Scholarly Orientation and Methodology

Our contemporary higher educational system has already produced at great cost a small corps of outstanding inner science scholars who, in spite of lack of mainstream recognition of their field, now hold important positions in major universities. These scholars are as highly trained in their own field as physical scientists are in theirs. They have mastered difficult Asian languages, most notably Sanskrit and Tibetan, and are deeply involved in the exploration of the epistemological challenges and psychological dimensions of “inner space” enjoined by inner science studies, and are committed to seeing that such new knowledge and inner powers be used for the good of all.

Many of these scholars are individually challenging outmoded paradigms and methodologies, restrictive stereotypes, and the “received wisdom” regarding Indic “religions.” The Infinity Foundation (IF) and the Second Renaissance Institute (SRI) have sought to bring into association such isolated individuals to create a critical mass that can have a major impact on the future not only of Indic scholarship, but also of all contemporary academic disciplines and indeed global culture as a whole. We have now nurtured a core working group which will form the basis for further, ongoing collaborative research, publications, conferences, and so forth.

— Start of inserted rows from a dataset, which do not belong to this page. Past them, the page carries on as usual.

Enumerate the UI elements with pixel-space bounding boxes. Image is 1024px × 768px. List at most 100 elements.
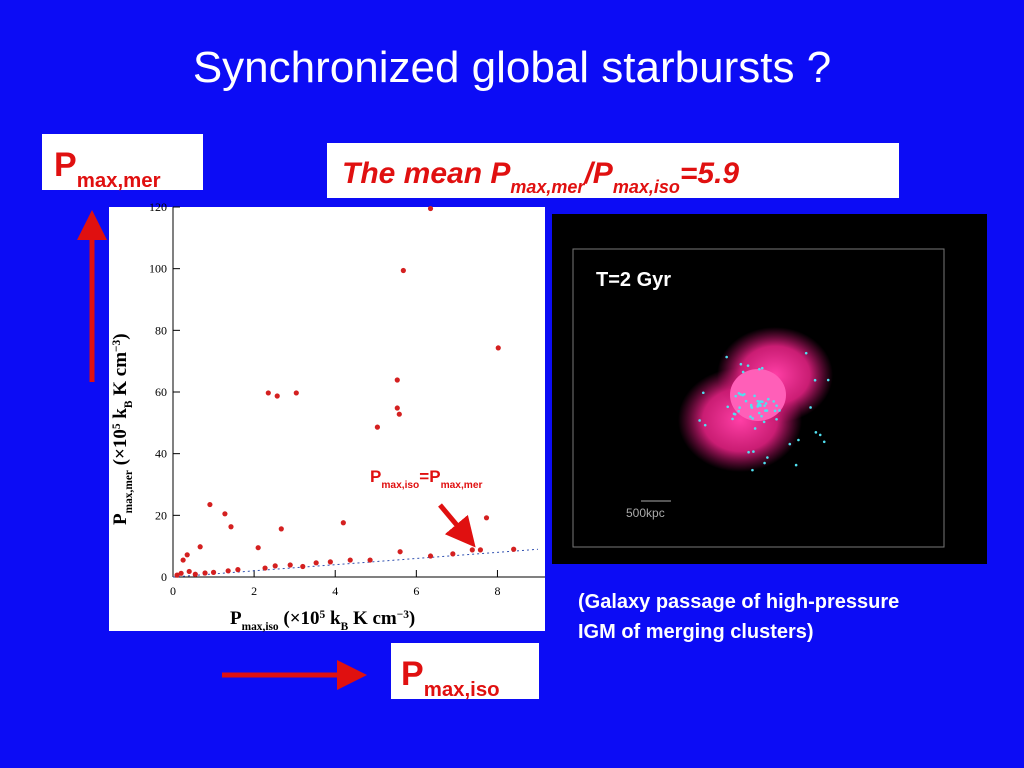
point bbox=[180, 557, 186, 563]
star bbox=[826, 378, 830, 382]
x-tick-label: 2 bbox=[251, 584, 257, 598]
point bbox=[427, 205, 434, 212]
star bbox=[737, 409, 740, 413]
star bbox=[738, 406, 741, 409]
y-tick-label: 120 bbox=[149, 200, 167, 214]
star bbox=[759, 400, 763, 403]
star bbox=[775, 417, 778, 421]
x-tick-label: 0 bbox=[170, 584, 176, 598]
point bbox=[397, 549, 403, 555]
star bbox=[703, 423, 707, 427]
iso-label: Pmax,iso bbox=[401, 655, 500, 701]
star bbox=[726, 405, 730, 409]
text-segment: B bbox=[123, 400, 135, 408]
point bbox=[225, 568, 231, 574]
point bbox=[367, 557, 373, 563]
annotation: Pmax,iso=Pmax,mer bbox=[370, 467, 483, 491]
star bbox=[822, 440, 826, 444]
star bbox=[731, 417, 734, 421]
star bbox=[758, 367, 761, 371]
point bbox=[255, 545, 261, 551]
text-segment: max,mer bbox=[510, 177, 585, 197]
star bbox=[778, 409, 781, 412]
star bbox=[762, 420, 766, 424]
annotation-box bbox=[362, 458, 545, 494]
point bbox=[262, 565, 268, 571]
caption: IGM of merging clusters) bbox=[578, 621, 814, 643]
text-segment: max,mer bbox=[441, 480, 483, 491]
x-axis-label: Pmax,iso (×105 kB K cm−3) bbox=[230, 608, 415, 633]
point bbox=[186, 568, 192, 575]
time-label: T=2 Gyr bbox=[596, 269, 671, 291]
text-segment: max,iso bbox=[613, 177, 680, 197]
text-segment: max,iso bbox=[381, 480, 419, 491]
star bbox=[794, 463, 798, 467]
y-axis-label: Pmax,mer (×105 kB K cm−3) bbox=[110, 333, 135, 525]
point bbox=[427, 553, 434, 559]
simulation-image: T=2 Gyr 500kpc bbox=[552, 214, 987, 564]
point bbox=[293, 390, 299, 396]
text-segment: k bbox=[110, 408, 131, 424]
point bbox=[300, 563, 306, 570]
star bbox=[701, 391, 705, 395]
star bbox=[743, 392, 746, 396]
point bbox=[228, 524, 234, 530]
mean-label: The mean Pmax,mer/Pmax,iso=5.9 bbox=[342, 157, 739, 197]
point bbox=[210, 569, 217, 575]
text-segment: P bbox=[370, 467, 381, 486]
text-segment: max,mer bbox=[77, 170, 161, 192]
text-segment: −3 bbox=[397, 609, 409, 621]
point bbox=[394, 377, 400, 383]
point bbox=[483, 515, 490, 521]
star bbox=[734, 394, 737, 398]
text-segment: 5 bbox=[111, 423, 123, 429]
text-segment: B bbox=[341, 621, 349, 633]
star bbox=[751, 417, 754, 420]
point bbox=[374, 424, 380, 430]
star bbox=[733, 412, 737, 416]
y-tick-label: 80 bbox=[155, 323, 167, 337]
text-segment: ) bbox=[110, 333, 131, 339]
star bbox=[804, 351, 808, 355]
point bbox=[197, 544, 203, 550]
star bbox=[818, 433, 822, 437]
y-tick-label: 20 bbox=[155, 508, 167, 522]
star bbox=[749, 415, 752, 418]
y-tick-label: 40 bbox=[155, 447, 167, 461]
label-box bbox=[327, 143, 899, 198]
star bbox=[760, 366, 764, 370]
point bbox=[192, 571, 198, 577]
text-segment: =5.9 bbox=[680, 157, 740, 190]
text-segment: (×10 bbox=[279, 608, 320, 629]
text-segment: /P bbox=[582, 157, 613, 190]
star bbox=[763, 461, 766, 465]
point bbox=[511, 546, 517, 552]
text-segment: P bbox=[54, 146, 77, 184]
star bbox=[753, 394, 756, 398]
star bbox=[756, 405, 760, 408]
text-segment: P bbox=[110, 513, 131, 525]
star bbox=[752, 450, 755, 453]
y-tick-label: 60 bbox=[155, 385, 167, 399]
text-segment: max,iso bbox=[242, 621, 279, 633]
star bbox=[756, 399, 760, 403]
scale-label: 500kpc bbox=[626, 506, 665, 520]
point bbox=[396, 411, 402, 417]
x-tick-label: 8 bbox=[494, 584, 500, 598]
point bbox=[274, 393, 280, 399]
star bbox=[760, 414, 763, 418]
caption: (Galaxy passage of high-pressure bbox=[578, 591, 899, 613]
star bbox=[814, 431, 818, 434]
star bbox=[775, 404, 778, 407]
annotation-arrow bbox=[438, 503, 476, 548]
star bbox=[788, 442, 792, 446]
star bbox=[809, 406, 812, 409]
star bbox=[757, 411, 761, 415]
star bbox=[773, 409, 777, 413]
point bbox=[450, 551, 456, 557]
star bbox=[797, 438, 800, 442]
text-segment: =P bbox=[419, 467, 440, 486]
reference-line bbox=[172, 548, 539, 578]
point bbox=[265, 390, 271, 396]
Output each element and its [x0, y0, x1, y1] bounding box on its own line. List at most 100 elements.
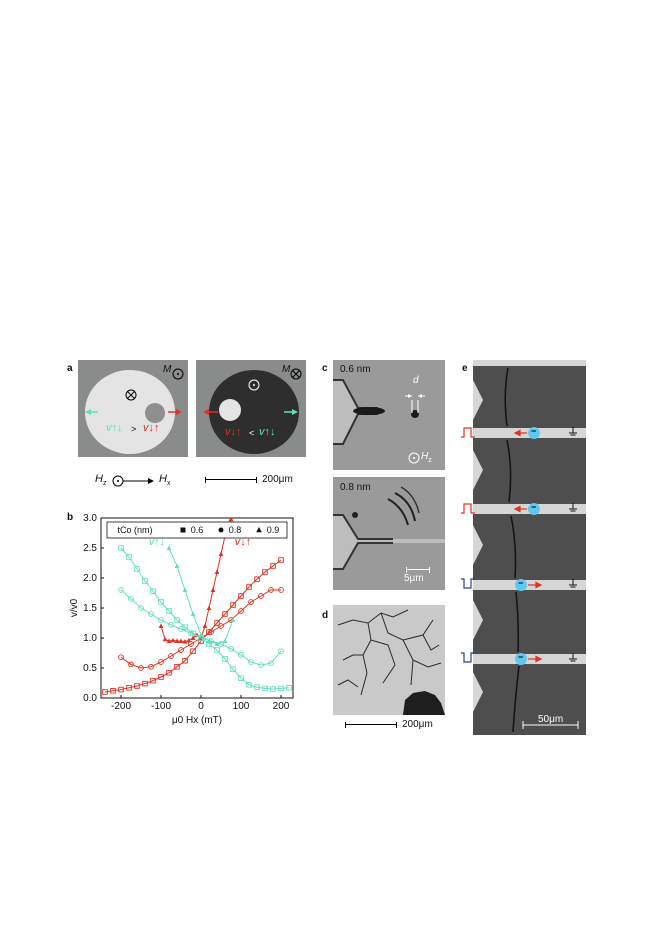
marker-circle [128, 596, 134, 602]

As we have expanded our community of inner science scholars we have developed an awareness of the types of characteristics which seem most valuable to our educational mission. Our current (and future) inner science scholars have not only each mastered their own particular sub-field of inner science, but — of no less importance — they are also well-trained in contemporary academic disciplines, methodologies, and concerns. Thus, they are well equipped and motivated to bring the inner science disciplines “out of the closet” and into serious, meaningful dialogue with mainstream disciplines from psychology to philosophy, sociology, psychotherapy, and so forth. This will involve a sustained effort and commitment to truly translate (as much as possible) terms, concepts, methodologies, and so forth into each others’ language and idiom.

While no scholar or discipline can be (or often should be) “value neutral,” our scholars are fully committed to academic and scientific standards valuing “objectivity” (variously defined and problematized), self-awareness, critical thinking, full disclosure, and so forth. In conformity with long-standing Indic methodology and tradition regarding such inner sciences, (and entirely contrary to the stereotypes of supposedly “mystical” Indic traditions), personal “experience” (whether dubbed “religious” or not) is not necessarily held to trump public, empirical “perception” (whether dubbed “factual” or “scientific” or otherwise) — rather these two are both seen to be mutually interdependent, each affecting the other and posing (as much as answering) the question of “what is really real?” Thus, the many and varied technologies of the Indic inner sciences, and the vast, meticulously categorized array of “altered” experiences and perceptions to which they give rise, have always been positioned in and interpreted through equally varied and sophisticated systems of epistemology. And thus, public debate over such issues as the nature, interpretation, and verifiability of such experiences is and always has been at the very heart of the Indic inner sciences.

Thus, to be “objective” in our pursuit of the inner sciences means that — while we are each informed by our particular contexts, and while our positions on scholarly issues will certainly have measurable impact on issues in the “real world” — we seek to consciously avoid arguments, stances, methodologies, etc. which are themselves driven by particular, narrow agenda, whether religiously sectarian, politically partisan, or philosophically rhetorical. This spirit of scientific discovery and openness (rather than dogmatic apologetics or polemical rhetoric) is necessary not only to “get at the truth” of the inner sciences, but also to ensure that these sciences are afforded the serious, mainstream scholarly attention they deserve.